Para a polícia, o motivo do assassinato pode ter sido latrocínio, vingança, crime passional ou uma possível ligação dele com a quadrilha responsável pelo assassinato de médicos na região.
A Polícia Civil vai distribuir retratos-falado dos três criminosos que assassinaram o cardiologista até o início da próxima semana. Os cartazes serão feitos a partir do depoimento da acompanhante do médico no momento do crime, a comerciária Keila Zilanda do Nascimento Condim, de 22 anos, que ficou ferida. Além disso, um exame de balística também será realizado para confrontar com a bala encontrada no corpo do então chefe do setor de radiologia do Hospital Geral de Nova Iguaçu (Posse), José Luiz Madrid, assassinado em dezembro.

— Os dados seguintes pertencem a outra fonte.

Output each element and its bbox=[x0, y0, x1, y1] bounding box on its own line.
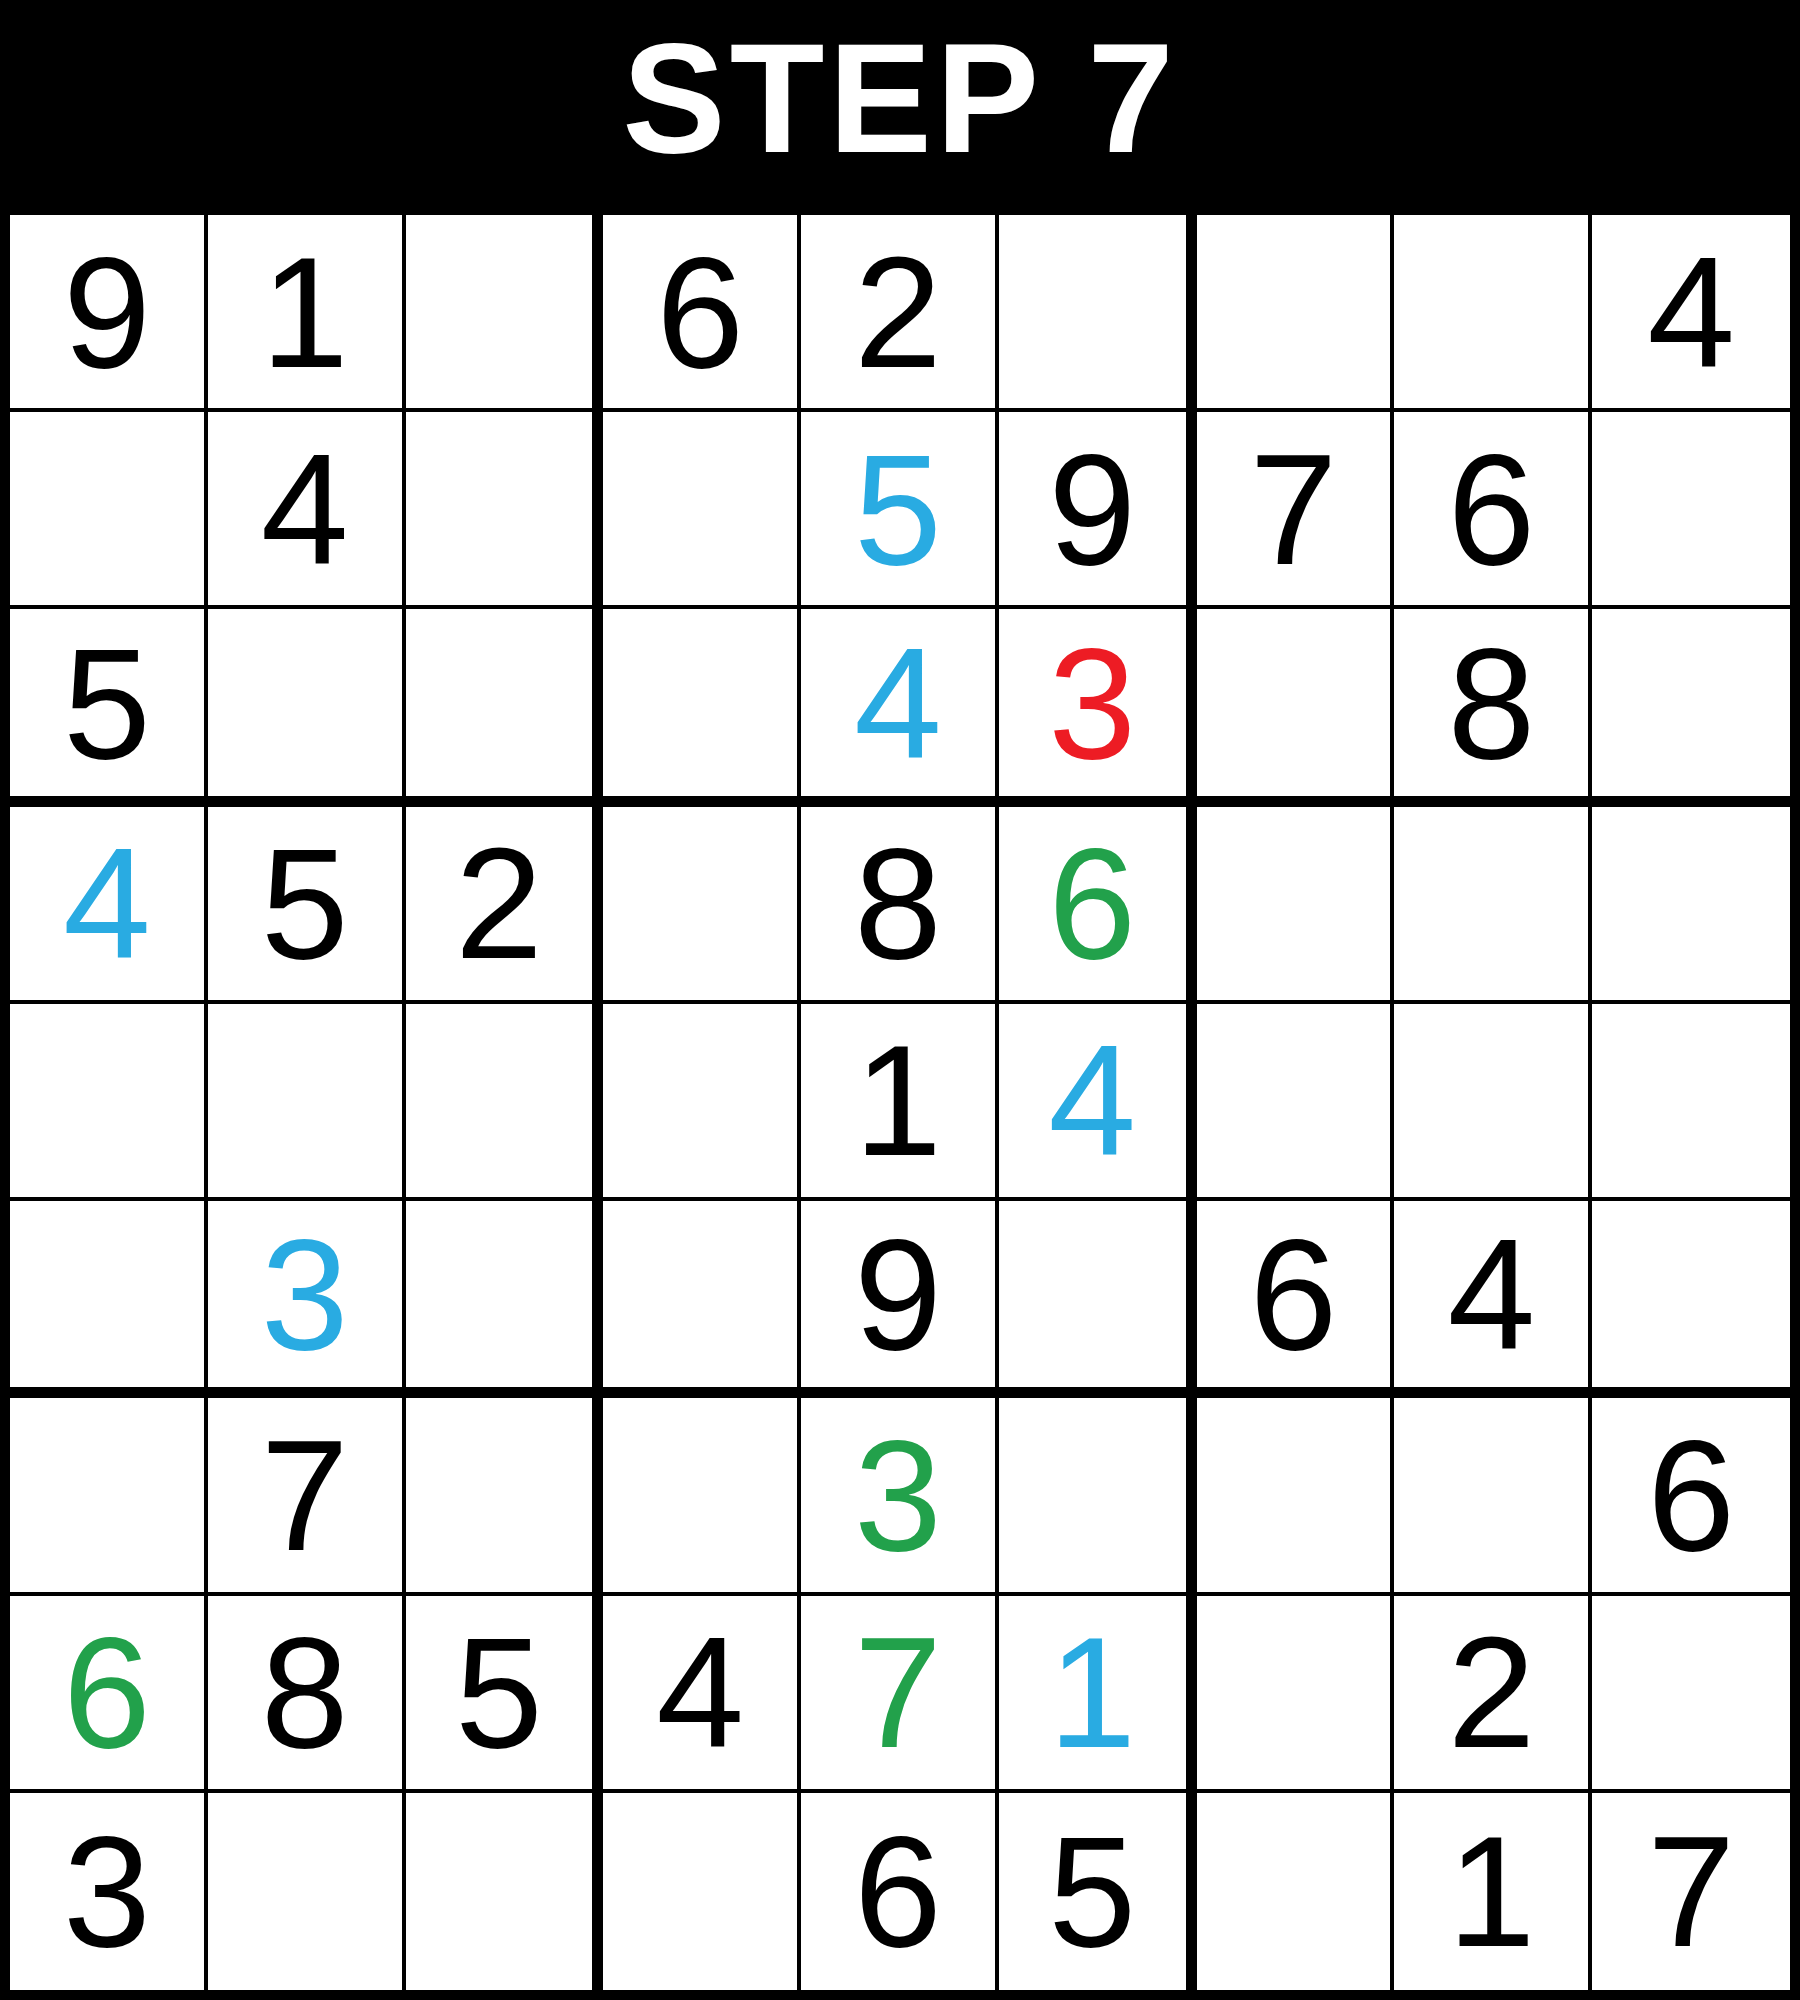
cell-r3c6[interactable]: 3 bbox=[999, 609, 1197, 806]
cell-r2c2[interactable]: 4 bbox=[208, 412, 406, 609]
cell-r6c1[interactable] bbox=[10, 1201, 208, 1398]
cell-r3c5[interactable]: 4 bbox=[801, 609, 999, 806]
cell-r6c7[interactable]: 6 bbox=[1197, 1201, 1395, 1398]
cell-r4c7[interactable] bbox=[1197, 807, 1395, 1004]
cell-r2c4[interactable] bbox=[603, 412, 801, 609]
cell-r7c6[interactable] bbox=[999, 1398, 1197, 1595]
page-title: STEP 7 bbox=[622, 21, 1177, 176]
cell-r6c8[interactable]: 4 bbox=[1394, 1201, 1592, 1398]
cell-r4c9[interactable] bbox=[1592, 807, 1790, 1004]
cell-r7c9[interactable]: 6 bbox=[1592, 1398, 1790, 1595]
cell-r2c3[interactable] bbox=[406, 412, 604, 609]
cell-r3c3[interactable] bbox=[406, 609, 604, 806]
cell-r7c1[interactable] bbox=[10, 1398, 208, 1595]
cell-r4c8[interactable] bbox=[1394, 807, 1592, 1004]
cell-r2c6[interactable]: 9 bbox=[999, 412, 1197, 609]
cell-r5c5[interactable]: 1 bbox=[801, 1004, 999, 1201]
title-bar: STEP 7 bbox=[0, 0, 1800, 205]
cell-r4c2[interactable]: 5 bbox=[208, 807, 406, 1004]
cell-r5c9[interactable] bbox=[1592, 1004, 1790, 1201]
cell-r1c4[interactable]: 6 bbox=[603, 215, 801, 412]
cell-r9c9[interactable]: 7 bbox=[1592, 1793, 1790, 1990]
cell-r1c1[interactable]: 9 bbox=[10, 215, 208, 412]
cell-r2c8[interactable]: 6 bbox=[1394, 412, 1592, 609]
cell-r7c7[interactable] bbox=[1197, 1398, 1395, 1595]
cell-r6c6[interactable] bbox=[999, 1201, 1197, 1398]
cell-r3c7[interactable] bbox=[1197, 609, 1395, 806]
cell-r8c9[interactable] bbox=[1592, 1596, 1790, 1793]
cell-r4c4[interactable] bbox=[603, 807, 801, 1004]
sudoku-step-diagram: STEP 7 916244597654384528614396473668547… bbox=[0, 0, 1800, 2000]
cell-r5c1[interactable] bbox=[10, 1004, 208, 1201]
cell-r8c4[interactable]: 4 bbox=[603, 1596, 801, 1793]
cell-r1c8[interactable] bbox=[1394, 215, 1592, 412]
cell-r3c4[interactable] bbox=[603, 609, 801, 806]
cell-r4c3[interactable]: 2 bbox=[406, 807, 604, 1004]
cell-r9c2[interactable] bbox=[208, 1793, 406, 1990]
cell-r5c4[interactable] bbox=[603, 1004, 801, 1201]
cell-r6c4[interactable] bbox=[603, 1201, 801, 1398]
cell-r1c7[interactable] bbox=[1197, 215, 1395, 412]
cell-r1c3[interactable] bbox=[406, 215, 604, 412]
cell-r9c7[interactable] bbox=[1197, 1793, 1395, 1990]
cell-r5c2[interactable] bbox=[208, 1004, 406, 1201]
cell-r7c3[interactable] bbox=[406, 1398, 604, 1595]
cell-r7c8[interactable] bbox=[1394, 1398, 1592, 1595]
cell-r9c5[interactable]: 6 bbox=[801, 1793, 999, 1990]
cell-r3c9[interactable] bbox=[1592, 609, 1790, 806]
cell-r5c7[interactable] bbox=[1197, 1004, 1395, 1201]
cell-r8c1[interactable]: 6 bbox=[10, 1596, 208, 1793]
cell-r6c2[interactable]: 3 bbox=[208, 1201, 406, 1398]
cell-r9c4[interactable] bbox=[603, 1793, 801, 1990]
cell-r8c3[interactable]: 5 bbox=[406, 1596, 604, 1793]
cell-r4c5[interactable]: 8 bbox=[801, 807, 999, 1004]
cell-r4c6[interactable]: 6 bbox=[999, 807, 1197, 1004]
cell-r4c1[interactable]: 4 bbox=[10, 807, 208, 1004]
cell-r5c3[interactable] bbox=[406, 1004, 604, 1201]
cell-r2c5[interactable]: 5 bbox=[801, 412, 999, 609]
cell-r1c9[interactable]: 4 bbox=[1592, 215, 1790, 412]
cell-r2c1[interactable] bbox=[10, 412, 208, 609]
cell-r2c7[interactable]: 7 bbox=[1197, 412, 1395, 609]
cell-r8c8[interactable]: 2 bbox=[1394, 1596, 1592, 1793]
cell-r3c2[interactable] bbox=[208, 609, 406, 806]
cell-r1c2[interactable]: 1 bbox=[208, 215, 406, 412]
cell-r9c6[interactable]: 5 bbox=[999, 1793, 1197, 1990]
cell-r6c3[interactable] bbox=[406, 1201, 604, 1398]
cell-r8c7[interactable] bbox=[1197, 1596, 1395, 1793]
cell-r8c2[interactable]: 8 bbox=[208, 1596, 406, 1793]
cell-r2c9[interactable] bbox=[1592, 412, 1790, 609]
cell-r6c9[interactable] bbox=[1592, 1201, 1790, 1398]
cell-r9c3[interactable] bbox=[406, 1793, 604, 1990]
cell-r6c5[interactable]: 9 bbox=[801, 1201, 999, 1398]
sudoku-board: 9162445976543845286143964736685471236517 bbox=[0, 205, 1800, 2000]
cell-r7c5[interactable]: 3 bbox=[801, 1398, 999, 1595]
cell-r1c6[interactable] bbox=[999, 215, 1197, 412]
cell-r5c8[interactable] bbox=[1394, 1004, 1592, 1201]
cell-r9c8[interactable]: 1 bbox=[1394, 1793, 1592, 1990]
cell-r9c1[interactable]: 3 bbox=[10, 1793, 208, 1990]
cell-r7c4[interactable] bbox=[603, 1398, 801, 1595]
cell-r1c5[interactable]: 2 bbox=[801, 215, 999, 412]
cell-r3c1[interactable]: 5 bbox=[10, 609, 208, 806]
cell-r8c5[interactable]: 7 bbox=[801, 1596, 999, 1793]
cell-r5c6[interactable]: 4 bbox=[999, 1004, 1197, 1201]
cell-r3c8[interactable]: 8 bbox=[1394, 609, 1592, 806]
cell-r7c2[interactable]: 7 bbox=[208, 1398, 406, 1595]
cell-r8c6[interactable]: 1 bbox=[999, 1596, 1197, 1793]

Segundo o delegado da 55ª Delegacia Policial (Queimados), Ivan Alexandre, a comerciária disse que conseguiu escapar após prender a respiração e fingir estar morta. Keila revelou com detalhes as três horas de pânico que passou, ao lado de Edson dos Santos Barbosa, em poder dos três bandidos. A jovem informou ao delegado que os criminosos eram um branco, um negro e um mulato. ‘‘A moça está muito apavorada e em estado de choque’’, afirmou o policial. Keila está internada em estado grave no hospital da Posse.
Barbosa e Keila foram sequestrados pelos três homens em Nova Iguaçu quando saíam para jantar. Eles levaram o casal no carro do médico - um Gol cinza - que acabou abandonado no Distrito de Comendador Soares, na Baixada Fluminense. Após ser baleada, a comerciária foi abandonada pelos assassinos em Nova Iguaçu. O corpo do médico foi encontrado por policiais militares no Distrito de Queimados (Baixada Fluminense).